For almost ten years, I’ve used a mixture of GTD and time tracking to manage my work and personal commitments. Although these systems are pretty reliable, I still procrastinate over some projects. Often these tasks are not particularly difficult or unpleasant; there’s just an ineffable quality that makes them easier to put off until later and later and later and later…

Once something has fallen down the procrastination hole, all the todo apps, calendar reminders and lifehacks on the internet won’t help get it going again. Skinner’s law, on the other hand, might:

“If procrastinating on an item, you only have 2 options:
Make the pain of not doing it greater than the pain of doing it.
Make the pleasure of doing it greater than the pleasure of not doing it.” @george__mack

You can defeat procrastination with the carrot or the stick and I’ve found that money works well as either.

The Stick: Beeminder

On long term projects I use Beeminder as a productivity stick. In a world of increasingly complicated productivity systems, it’s refreshingly simple to explain.

  1. Give them your credit card number
  2. Define a goal that can be measured in increments like “minutes per week”, “miles per day” or “todos completed”.
  3. Record your progress through the site, app, API or numerous integrations.

Fail to record consistent progress and Beeminder charges you increasing amounts for each lapse.

Beeminder graph of progress towards a goal
Beeminding my exercise in minutes per day. If the data-points drop below the red line, I pay them $5

Over the years, I’ve used Beeminder to keep me on track with exercise goals, practicing Spanish, learning Python, eating more fruit and spending less money. It’s a great tool for reinforcing flagging willpower and I highly recommend it.

The Carrot: IFTTT & Monzo

The more pleasant approach is the carrot: a reward that pays out when progress is made. There are todo-apps that add a gamification layer where completion is rewarded with level-ups, but unless you’re dedicated to the game it’s a weak incentive. Beeminder convinced me that cash is a much stronger motivator. With this in mind, I built a system that pays me money for working on my procrastination-projects.

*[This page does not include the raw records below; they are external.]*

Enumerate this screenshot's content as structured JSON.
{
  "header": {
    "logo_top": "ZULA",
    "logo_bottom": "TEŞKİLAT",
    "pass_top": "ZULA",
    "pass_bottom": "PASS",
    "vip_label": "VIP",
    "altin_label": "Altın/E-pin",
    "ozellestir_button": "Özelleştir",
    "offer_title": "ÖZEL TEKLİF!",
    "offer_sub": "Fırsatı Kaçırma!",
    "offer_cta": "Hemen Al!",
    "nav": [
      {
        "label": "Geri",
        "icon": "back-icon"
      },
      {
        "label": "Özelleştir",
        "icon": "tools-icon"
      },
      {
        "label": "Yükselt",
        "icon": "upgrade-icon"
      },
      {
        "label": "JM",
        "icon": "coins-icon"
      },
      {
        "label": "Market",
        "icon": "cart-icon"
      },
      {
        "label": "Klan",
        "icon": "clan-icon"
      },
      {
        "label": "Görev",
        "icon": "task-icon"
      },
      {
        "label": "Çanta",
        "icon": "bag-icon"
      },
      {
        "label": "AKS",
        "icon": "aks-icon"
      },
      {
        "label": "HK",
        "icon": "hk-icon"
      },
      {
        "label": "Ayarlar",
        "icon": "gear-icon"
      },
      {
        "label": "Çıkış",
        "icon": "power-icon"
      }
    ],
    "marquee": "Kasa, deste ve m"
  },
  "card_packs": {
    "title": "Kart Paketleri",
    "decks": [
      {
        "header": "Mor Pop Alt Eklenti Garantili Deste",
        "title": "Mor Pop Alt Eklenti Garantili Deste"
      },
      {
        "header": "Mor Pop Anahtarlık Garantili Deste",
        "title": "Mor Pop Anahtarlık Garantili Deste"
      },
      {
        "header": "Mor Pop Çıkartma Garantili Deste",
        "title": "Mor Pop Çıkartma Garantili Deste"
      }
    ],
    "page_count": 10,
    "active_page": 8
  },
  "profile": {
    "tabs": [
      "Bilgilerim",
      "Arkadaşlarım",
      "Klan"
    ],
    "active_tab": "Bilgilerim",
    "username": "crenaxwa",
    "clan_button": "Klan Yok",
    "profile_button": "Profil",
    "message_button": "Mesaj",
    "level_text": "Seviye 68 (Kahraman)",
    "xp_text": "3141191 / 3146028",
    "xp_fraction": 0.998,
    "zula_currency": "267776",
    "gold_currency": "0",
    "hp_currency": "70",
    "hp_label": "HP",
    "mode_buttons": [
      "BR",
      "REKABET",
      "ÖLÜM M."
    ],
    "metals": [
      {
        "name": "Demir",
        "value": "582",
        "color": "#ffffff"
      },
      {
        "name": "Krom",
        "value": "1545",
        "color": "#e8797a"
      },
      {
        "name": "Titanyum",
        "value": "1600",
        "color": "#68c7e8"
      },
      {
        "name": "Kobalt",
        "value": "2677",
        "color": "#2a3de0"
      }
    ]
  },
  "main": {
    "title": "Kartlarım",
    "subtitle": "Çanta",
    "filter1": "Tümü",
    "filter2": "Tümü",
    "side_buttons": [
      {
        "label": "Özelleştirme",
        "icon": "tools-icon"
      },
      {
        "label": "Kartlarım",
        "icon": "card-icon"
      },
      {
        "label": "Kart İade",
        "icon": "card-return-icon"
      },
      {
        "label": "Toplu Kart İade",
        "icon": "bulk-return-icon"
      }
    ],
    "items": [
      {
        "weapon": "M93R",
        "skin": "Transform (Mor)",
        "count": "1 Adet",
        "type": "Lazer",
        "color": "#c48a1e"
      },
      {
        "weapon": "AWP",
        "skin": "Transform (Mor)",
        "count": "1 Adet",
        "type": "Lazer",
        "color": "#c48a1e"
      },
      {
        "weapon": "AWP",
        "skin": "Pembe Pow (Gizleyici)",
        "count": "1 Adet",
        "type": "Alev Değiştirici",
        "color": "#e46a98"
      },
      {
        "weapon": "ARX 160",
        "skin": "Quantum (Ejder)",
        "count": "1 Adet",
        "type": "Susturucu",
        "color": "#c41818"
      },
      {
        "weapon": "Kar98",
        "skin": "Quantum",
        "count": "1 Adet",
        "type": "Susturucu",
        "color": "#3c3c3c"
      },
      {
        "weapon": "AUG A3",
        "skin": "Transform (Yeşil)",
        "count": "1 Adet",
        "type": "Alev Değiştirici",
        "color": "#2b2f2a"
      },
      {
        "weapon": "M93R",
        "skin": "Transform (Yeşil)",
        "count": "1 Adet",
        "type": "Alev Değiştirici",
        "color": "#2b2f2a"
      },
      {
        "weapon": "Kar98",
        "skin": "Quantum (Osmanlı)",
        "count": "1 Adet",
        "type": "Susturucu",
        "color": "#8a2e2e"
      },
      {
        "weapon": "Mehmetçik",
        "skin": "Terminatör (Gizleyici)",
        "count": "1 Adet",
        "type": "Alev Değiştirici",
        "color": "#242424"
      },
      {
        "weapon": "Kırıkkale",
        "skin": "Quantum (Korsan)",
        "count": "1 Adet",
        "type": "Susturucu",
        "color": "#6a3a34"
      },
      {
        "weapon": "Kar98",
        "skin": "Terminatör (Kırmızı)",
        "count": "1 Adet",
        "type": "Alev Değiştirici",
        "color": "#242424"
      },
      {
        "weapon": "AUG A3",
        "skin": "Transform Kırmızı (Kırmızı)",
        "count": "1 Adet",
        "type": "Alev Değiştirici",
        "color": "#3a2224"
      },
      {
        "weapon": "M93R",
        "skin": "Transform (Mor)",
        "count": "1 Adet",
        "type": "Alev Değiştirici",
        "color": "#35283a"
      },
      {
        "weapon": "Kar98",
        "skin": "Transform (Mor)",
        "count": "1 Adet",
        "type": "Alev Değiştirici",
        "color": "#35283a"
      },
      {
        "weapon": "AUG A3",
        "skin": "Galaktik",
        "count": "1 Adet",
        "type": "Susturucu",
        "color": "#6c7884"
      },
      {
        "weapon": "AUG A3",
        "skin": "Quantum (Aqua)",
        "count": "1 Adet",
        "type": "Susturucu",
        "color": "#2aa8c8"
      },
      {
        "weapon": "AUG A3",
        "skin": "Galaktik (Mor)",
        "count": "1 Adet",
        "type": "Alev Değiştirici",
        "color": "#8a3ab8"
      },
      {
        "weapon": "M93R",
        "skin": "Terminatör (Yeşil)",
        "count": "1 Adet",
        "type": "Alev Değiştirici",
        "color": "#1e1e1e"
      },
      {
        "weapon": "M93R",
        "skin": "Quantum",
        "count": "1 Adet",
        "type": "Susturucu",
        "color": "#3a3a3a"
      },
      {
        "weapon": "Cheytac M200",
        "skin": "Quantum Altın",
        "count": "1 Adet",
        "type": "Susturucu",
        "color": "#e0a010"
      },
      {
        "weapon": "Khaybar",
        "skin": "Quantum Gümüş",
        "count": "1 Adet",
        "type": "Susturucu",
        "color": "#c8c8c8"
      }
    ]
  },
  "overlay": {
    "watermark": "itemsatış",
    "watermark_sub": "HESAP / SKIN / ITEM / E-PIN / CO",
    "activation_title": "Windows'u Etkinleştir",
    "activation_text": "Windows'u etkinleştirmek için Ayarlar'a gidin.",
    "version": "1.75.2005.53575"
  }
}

For a cash source I use Monzo, a relatively new, internet only bank. Their API doesn’t allow movement of money between people, but we can transfers between “pots” inside an account. I’ve set a pot called “Carrots” thats will gradually collect my reward payments.

To trigger reward payments, I originally used a self-hosted set of webhooks that Beeminder called whenever progress was added to a goal. The webhooks figured out the appropriate cash reward and handled the transfer in Monzo. However, I found Monzo’s authentication tokens to be extremely short-lived and the overhead of automatically managing them too much of a faff.

Luckily, IFTTT integrates with Monzo, exposing the move-between-pots action and making the authentication their problem rather than mine.

When a datapoint is added to Beeminder, move money into a pot on Monzo

With IFTTT we also get a wide range of possible triggers. Good options might be whenever a run is added to Strava or a task is completed in Asana, but the Beeminder integration works for me.

Fancier carrots with IFTTT Pro

Towards the end of last year IFTTT added a $3.99/month tier that includes a JavaScript editor for more fine-grained control of applets.

IFTTT Pro's workflow screen
IFTTT Pro's workflow with a new filter step

Inside the “Filter Code” step we can interact with our applet’s parts as JavaScript objects and methods

I use in two ways:

  1. To set a minimum qualifying amount before any payment is made
  2. To scale rewards when more progress is made.

For example, I have an applet that pays when I record a run in Beeminder. With the basic applet, a five-minute jog around the block pays the same as an hour in the park. With IFTTT Pro’s filter step, I can ignore runs of less than 15 minutes and pay greater rewards for longer runs.

let minutes = parseInt(Beeminder.datapointAdded.DatapointValue)

if(minutes < 15) {
  Monzo.potDeposit.skip()
} else {
  let extra = minutes - 15
  let extraReward = (extra * 0.02)
  let baseReward = 0.5
  let reward = (baseReward + extraReward).toFixed(2)
  Monzo.potDeposit.setAmount(reward)
}

This gives me a productivity carrot that has been genuinely useful. It’s much easier find motivation to work on a project when I know it’ll have the side effect of putting money into a pot I can spend on treats guilt-free.